Klaagster weigerde echter mee te werken aan dit lichaamsonderzoek

In Nederland worden elk jaar duizenden mensen opgesloten, niet omdat ze een strafbaar feit hebben gepleegd, maar omdat ze niet in ons land mogen blijven. Het regime in deze vreemdelingendetentie lijkt op het regime voor criminelen. In wetten en protocollen is vastgelegd hoe het personeel dient te handelen. Onderstaand volgen enkele letterlijke passages uit een recente uitspraak.

Een asielzoekster die negen dagen in aanmeldcentrum Schiphol op een afdeling met andere vreemdelingen had verbleven, werd toen naar een centrum voor vreemdelingenbewaring overgebracht.

Gelet op het feit dat klaagster aldus gedurende een relatief lange periode buiten de inrichting met een aanmerkelijk aantal mensen in aanraking is gekomen, terwijl niet duidelijk is welke mate van beveiliging aldaar werd gehanteerd, kon de directeur in redelijkheid beslissen dat klaagster in het belang van de orde en veiligheid in de inrichting bij terugkomst gevisiteerd diende te worden … Klaagster weigerde echter mee te werken.

Er werd de vrouw te verstaan gegeven dat het personeel haar dan zou uitkleden. En dat daar ‘in verband met de veiligheid’ mannelijke personeelsleden bij aanwezig zouden zijn.

Omdat klaagster bleef weigeren mee te werken is zij door personeel ontkleed. Hierbij waren ook twee mannelijke personeelsleden aanwezig. Er is op haar een beenklem toegepast. Volgens de directeur is er geen sprake geweest van vaginale visitatie. Wel heeft een vrouwelijk personeelslid klaagsters bilnaad geschouwd omdat klaagster weigerde de verzochte kniebuigingen te maken. Nu klaagster geweigerd had mee te werken aan de reguliere visitatie … kon de directeur in redelijkheid beslissen klaagster in het belang van de orde en veiligheid van de inrichting de maatregel van afzondering op te leggen.


Een beenklem, voor wie zoiets nooit heeft gezien, is een werktuig om de benen en billen in spreidstand te dwingen.

De omstandigheid dat bekend was dat klaagster als vreemdelinge in de vreemdelingbewaring een problematische voorgeschiedenis had, en dus mogelijk als kwetsbare persoon diende te worden beschouwd, behoefde hieraan niet in de weg te staan.

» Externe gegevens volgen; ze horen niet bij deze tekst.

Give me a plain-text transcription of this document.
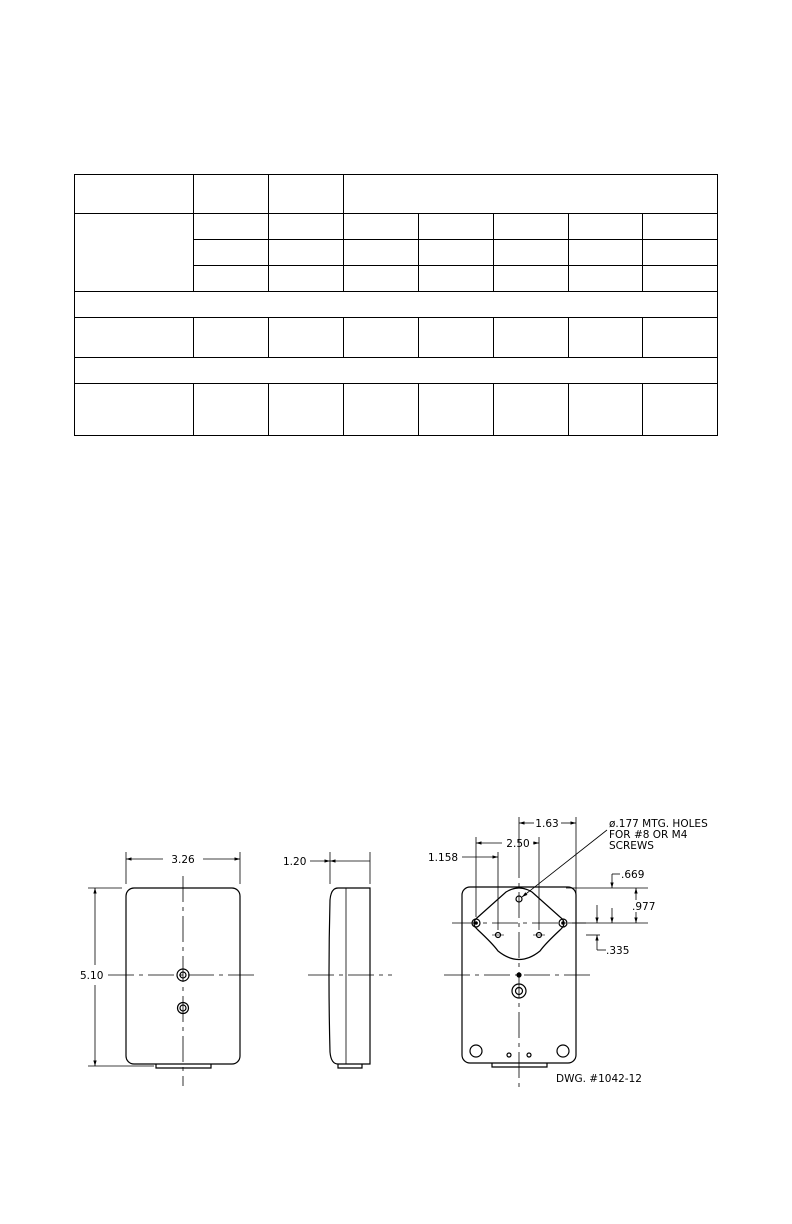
3.26
5.10
1.20
1.63
2.50
1.158
.669
.977
.335
ø.177 MTG. HOLES
FOR #8 OR M4
SCREWS
DWG. #1042-12
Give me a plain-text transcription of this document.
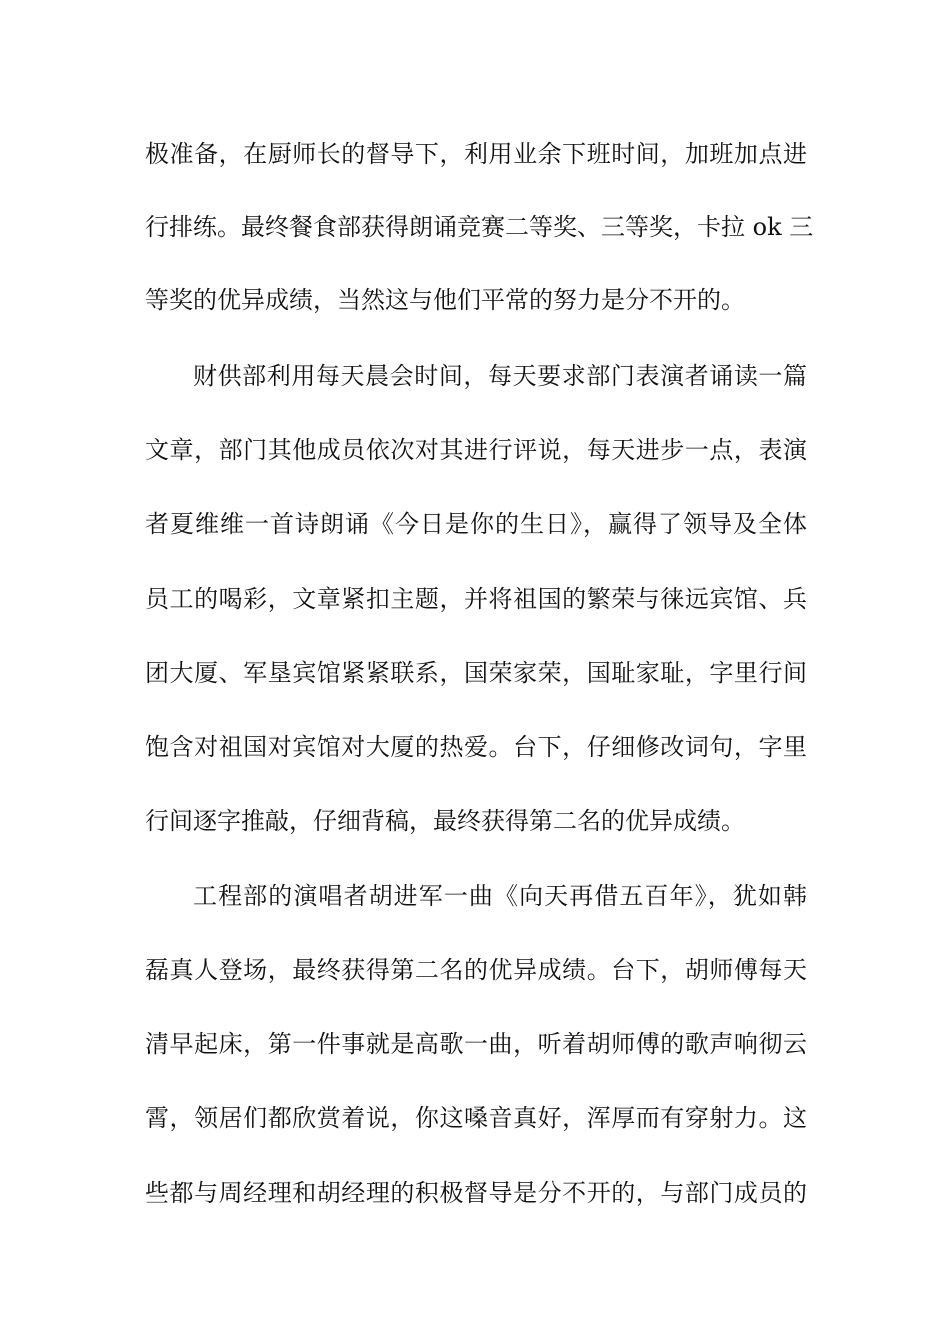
极准备，在厨师长的督导下，利用业余下班时间，加班加点进
行排练。最终餐食部获得朗诵竞赛二等奖、三等奖，卡拉 ok 三
等奖的优异成绩，当然这与他们平常的努力是分不开的。
财供部利用每天晨会时间，每天要求部门表演者诵读一篇
文章，部门其他成员依次对其进行评说，每天进步一点，表演
者夏维维一首诗朗诵《今日是你的生日》，赢得了领导及全体
员工的喝彩，文章紧扣主题，并将祖国的繁荣与徕远宾馆、兵
团大厦、军垦宾馆紧紧联系，国荣家荣，国耻家耻，字里行间
饱含对祖国对宾馆对大厦的热爱。台下，仔细修改词句，字里
行间逐字推敲，仔细背稿，最终获得第二名的优异成绩。
工程部的演唱者胡进军一曲《向天再借五百年》，犹如韩
磊真人登场，最终获得第二名的优异成绩。台下，胡师傅每天
清早起床，第一件事就是高歌一曲，听着胡师傅的歌声响彻云
霄，领居们都欣赏着说，你这嗓音真好，浑厚而有穿射力。这
些都与周经理和胡经理的积极督导是分不开的，与部门成员的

Volgens het medisch dossier is mevrouw ernstig getraumatiseerd ten gevolge van ondergane verkrachting en mishandeling in het land van herkomst.

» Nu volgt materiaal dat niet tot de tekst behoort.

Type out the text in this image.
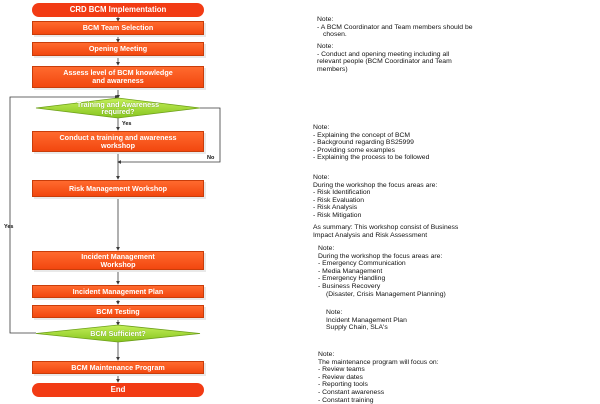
CRD BCM Implementation
BCM Team Selection
Opening Meeting
Assess level of BCM knowledge and awareness
Training and Awareness required?
Conduct a training and awareness workshop
Risk Management Workshop
Incident Management Workshop
Incident Management Plan
BCM Testing
BCM Sufficient?
BCM Maintenance Program
End
Yes
No
Yes
Note:
- A BCM Coordinator and Team members should be
chosen.
Note:
- Conduct and opening meeting including all
relevant people (BCM Coordinator and Team
members)
Note:
- Explaining the concept of BCM
- Background regarding BS25999
- Providing some examples
- Explaining the process to be followed
Note:
During the workshop the focus areas are:
- Risk Identification
- Risk Evaluation
- Risk Analysis
- Risk Mitigation
As summary: This workshop consist of Business
Impact Analysis and Risk Assessment
Note:
During the workshop the focus areas are:
- Emergency Communication
- Media Management
- Emergency Handling
- Business Recovery
(Disaster, Crisis Management Planning)
Note:
Incident Management Plan
Supply Chain, SLA's
Note:
The maintenance program will focus on:
- Review teams
- Review dates
- Reporting tools
- Constant awareness
- Constant training
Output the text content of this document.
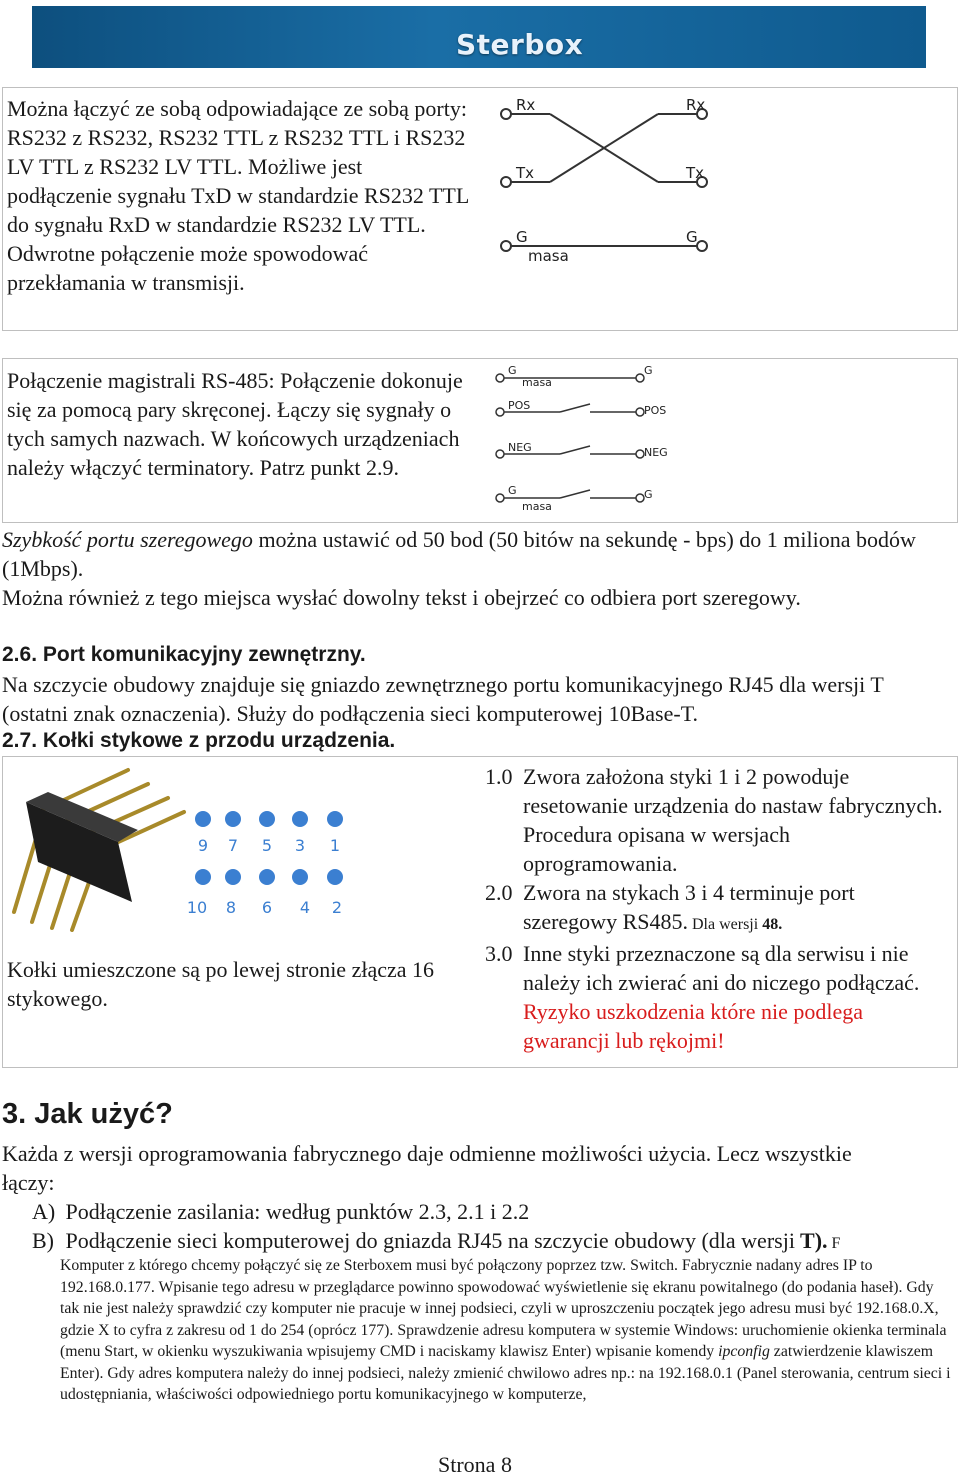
Sterbox
Można łączyć ze sobą odpowiadające ze sobą porty: RS232 z RS232, RS232 TTL z RS232 TTL i RS232 LV TTL z RS232 LV TTL. Możliwe jest podłączenie sygnału TxD w standardzie RS232 TTL do sygnału RxD w standardzie RS232 LV TTL. Odwrotne połączenie może spowodować przekłamania w transmisji.
Rx	Rx
Tx	Tx
G	G
masa
Połączenie magistrali RS-485: Połączenie dokonuje się za pomocą pary skręconej. Łączy się sygnały o tych samych nazwach. W końcowych urządzeniach należy włączyć terminatory. Patrz punkt 2.9.
G
masa
G
POS	POS
NEG	NEG
G
masa
G

Szybkość portu szeregowego można ustawić od 50 bod (50 bitów na sekundę - bps) do 1 miliona bodów (1Mbps).

Można również z tego miejsca wysłać dowolny tekst i obejrzeć co odbiera port szeregowy.

2.6. Port komunikacyjny zewnętrzny.
Na szczycie obudowy znajduje się gniazdo zewnętrznego portu komunikacyjnego RJ45 dla wersji T (ostatni znak oznaczenia). Służy do podłączenia sieci komputerowej 10Base-T.
2.7. Kołki stykowe z przodu urządzenia.
9 7 5 3 1
10 8 6 4 2
Kołki umieszczone są po lewej stronie złącza 16 stykowego.
1.0 Zwora założona styki 1 i 2 powoduje resetowanie urządzenia do nastaw fabrycznych. Procedura opisana w wersjach oprogramowania.
2.0 Zwora na stykach 3 i 4 terminuje port szeregowy RS485. Dla wersji 48.
3.0 Inne styki przeznaczone są dla serwisu i nie należy ich zwierać ani do niczego podłączać. Ryzyko uszkodzenia które nie podlega gwarancji lub rękojmi!
3. Jak użyć?
Każda z wersji oprogramowania fabrycznego daje odmienne możliwości użycia. Lecz wszystkie łączy:
A) Podłączenie zasilania: według punktów 2.3, 2.1 i 2.2
B) Podłączenie sieci komputerowej do gniazda RJ45 na szczycie obudowy (dla wersji T). F
Komputer z którego chcemy połączyć się ze Sterboxem musi być połączony poprzez tzw. Switch. Fabrycznie nadany adres IP to 192.168.0.177. Wpisanie tego adresu w przeglądarce powinno spowodować wyświetlenie się ekranu powitalnego (do podania haseł). Gdy tak nie jest należy sprawdzić czy komputer nie pracuje w innej podsieci, czyli w uproszczeniu początek jego adresu musi być 192.168.0.X, gdzie X to cyfra z zakresu od 1 do 254 (oprócz 177). Sprawdzenie adresu komputera w systemie Windows: uruchomienie okienka terminala (menu Start, w okienku wyszukiwania wpisujemy CMD i naciskamy klawisz Enter) wpisanie komendy ipconfig zatwierdzenie klawiszem Enter). Gdy adres komputera należy do innej podsieci, należy zmienić chwilowo adres np.: na 192.168.0.1 (Panel sterowania, centrum sieci i udostępniania, właściwości odpowiedniego portu komunikacyjnego w komputerze,
Strona 8
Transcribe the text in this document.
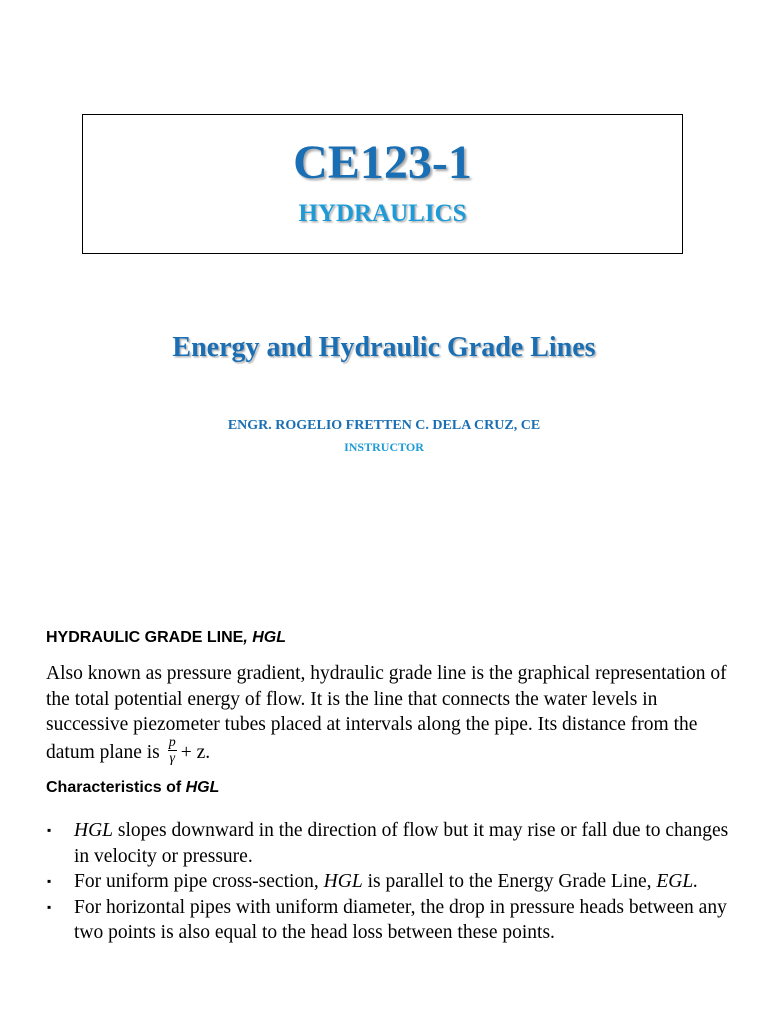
CE123-1
HYDRAULICS
Energy and Hydraulic Grade Lines
ENGR. ROGELIO FRETTEN C. DELA CRUZ, CE
INSTRUCTOR
HYDRAULIC GRADE LINE, HGL
Also known as pressure gradient, hydraulic grade line is the graphical representation of the total potential energy of flow. It is the line that connects the water levels in successive piezometer tubes placed at intervals along the pipe. Its distance from the datum plane is $\frac{p}{\gamma} + z$.
Characteristics of HGL
▪ HGL slopes downward in the direction of flow but it may rise or fall due to changes in velocity or pressure.
▪ For uniform pipe cross-section, HGL is parallel to the Energy Grade Line, EGL.
▪ For horizontal pipes with uniform diameter, the drop in pressure heads between any two points is also equal to the head loss between these points.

Bekend was immers dat klaagster in het verleden altijd, zij het onder protest, had meegewerkt aan visitaties bij terugkomst in de inrichting. Een trauma op dit gebied behoefde men dus niet te verwachten. Bovendien had klaagster geen enkele reden gegeven voor haar weigerachtige houding.

Dat er twee mannelijke personeelsleden aanwezig waren is volgens de commissie geen onbehoorlijke procedure, omdat de vrouw daarvoor gewaarschuwd was en er bovendien ‘ op dat moment geen andere, vrouwelijke personeelsleden beschikbaar waren.’ Dat de bilnaad is geschouwd acht de commissie:

een proportionele maatregel gelet op klaagsters weigering om kniebuigingen te maken. Ten aanzien van het aanleggen van een beenklem bij klaagster, geldt het volgende. Voldoende aannemelijk is dat klaagster op dusdanige wijze verzet heeft geboden tegen de visitatie dat het gebruik van vrijheidsbeperkende middelen, zoals een beenklem, gerechtvaardigd was.

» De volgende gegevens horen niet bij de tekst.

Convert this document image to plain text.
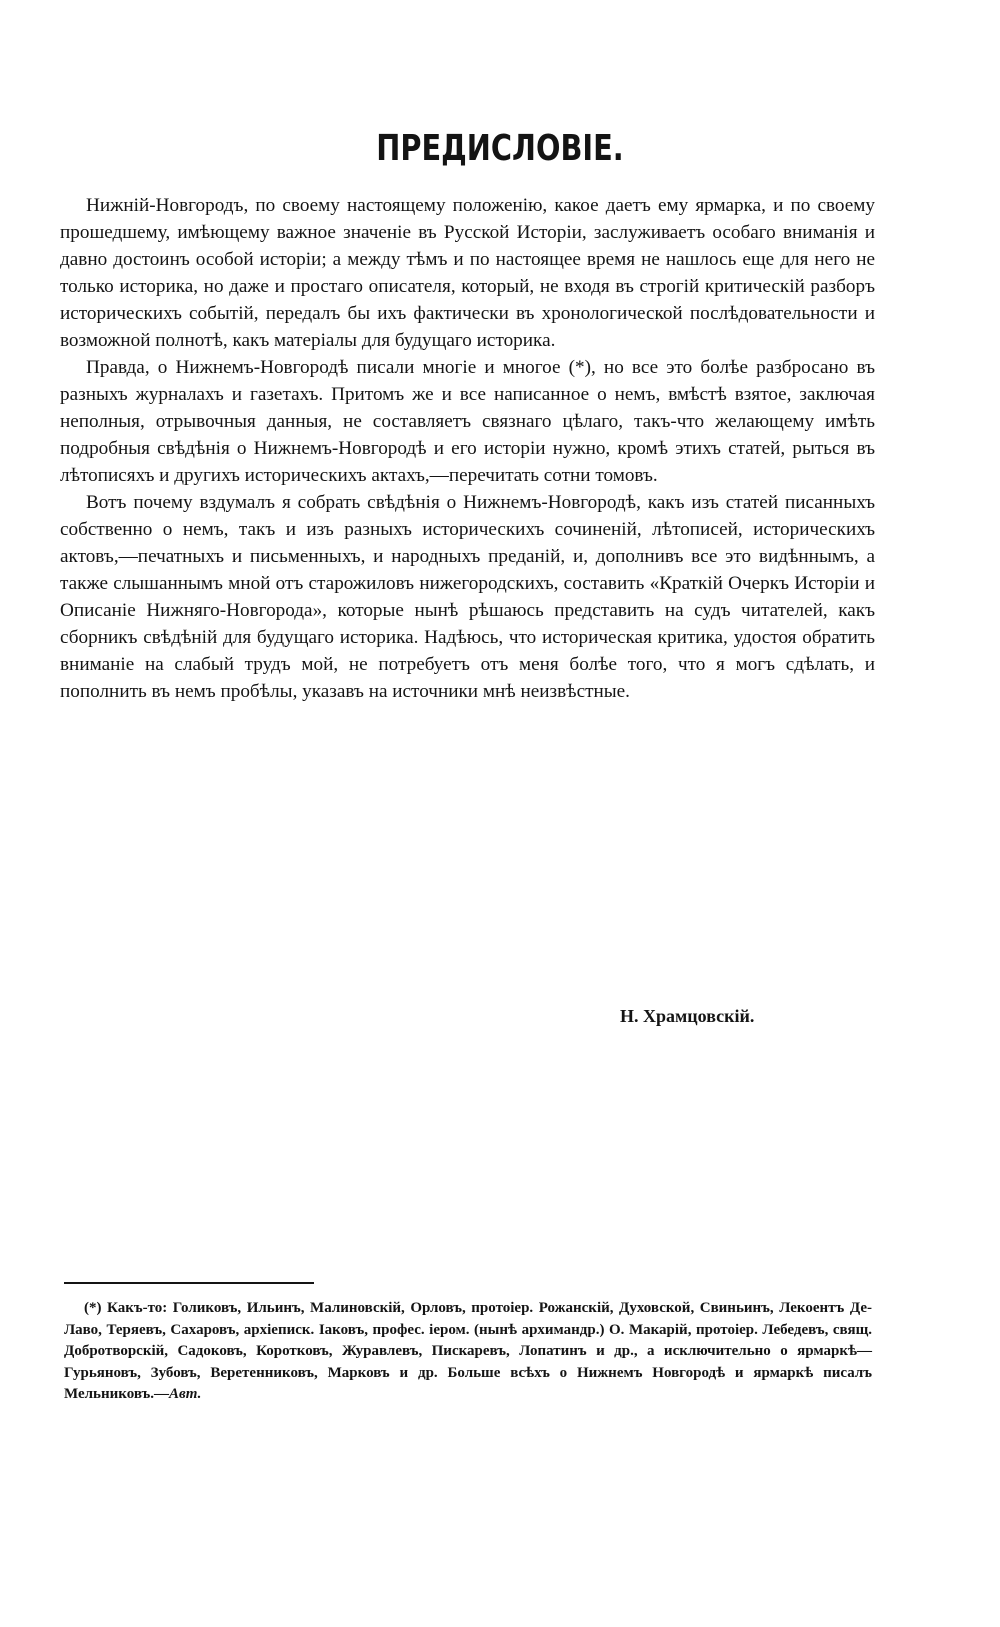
ПРЕДИСЛОВІЕ.

Нижній-Новгородъ, по своему настоящему положенію, какое даетъ ему ярмарка, и по своему прошедшему, имѣющему важное значеніе въ Русской Исторіи, заслуживаетъ особаго вниманія и давно достоинъ особой исторіи; а между тѣмъ и по настоящее время не нашлось еще для него не только историка, но даже и простаго описателя, который, не входя въ строгій критическій разборъ историческихъ событій, передалъ бы ихъ фактически въ хронологической послѣдовательности и возможной полнотѣ, какъ матеріалы для будущаго историка.

Правда, о Нижнемъ-Новгородѣ писали многіе и многое (*), но все это болѣе разбросано въ разныхъ журналахъ и газетахъ. Притомъ же и все написанное о немъ, вмѣстѣ взятое, заключая неполныя, отрывочныя данныя, не составляетъ связнаго цѣлаго, такъ-что желающему имѣть подробныя свѣдѣнія о Нижнемъ-Новгородѣ и его исторіи нужно, кромѣ этихъ статей, рыться въ лѣтописяхъ и другихъ историческихъ актахъ,—перечитать сотни томовъ.

Вотъ почему вздумалъ я собрать свѣдѣнія о Нижнемъ-Новгородѣ, какъ изъ статей писанныхъ собственно о немъ, такъ и изъ разныхъ историческихъ сочиненій, лѣтописей, историческихъ актовъ,—печатныхъ и письменныхъ, и народныхъ преданій, и, дополнивъ все это видѣннымъ, а также слышаннымъ мной отъ старожиловъ нижегородскихъ, составить «Краткій Очеркъ Исторіи и Описаніе Нижняго-Новгорода», которые нынѣ рѣшаюсь представить на судъ читателей, какъ сборникъ свѣдѣній для будущаго историка. Надѣюсь, что историческая критика, удостоя обратить вниманіе на слабый трудъ мой, не потребуетъ отъ меня болѣе того, что я могъ сдѣлать, и пополнить въ немъ пробѣлы, указавъ на источники мнѣ неизвѣстные.

Н. Храмцовскій.

(*) Какъ-то: Голиковъ, Ильинъ, Малиновскій, Орловъ, протоіер. Рожанскій, Духовской, Свиньинъ, Лекоентъ Де-Лаво, Теряевъ, Сахаровъ, архіеписк. Іаковъ, профес. іером. (нынѣ архимандр.) О. Макарій, протоіер. Лебедевъ, свящ. Добротворскій, Садоковъ, Коротковъ, Журавлевъ, Пискаревъ, Лопатинъ и др., а исключительно о ярмаркѣ—Гурьяновъ, Зубовъ, Веретенниковъ, Марковъ и др. Больше всѣхъ о Нижнемъ Новгородѣ и ярмаркѣ писалъ Мельниковъ.—Авт.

Op een enkel punt stelt de commissie de klaagster in het gelijk:

Van het gebruikmaken van dit middel [de beenklem] had een schriftelijk verslag, als bedoeld in artikel 9, eerste lid, van de Geweldsinstructie penitentiaire inrichtingen, moeten worden gedaan. Een dergelijk verslag ontbreekt. Dit onderdeel van het beklag zal daarom op formele gronden alsnog gegrond worden verklaard. Aan klaagster zal een tegemoetkoming worden toegekend van 15 euro.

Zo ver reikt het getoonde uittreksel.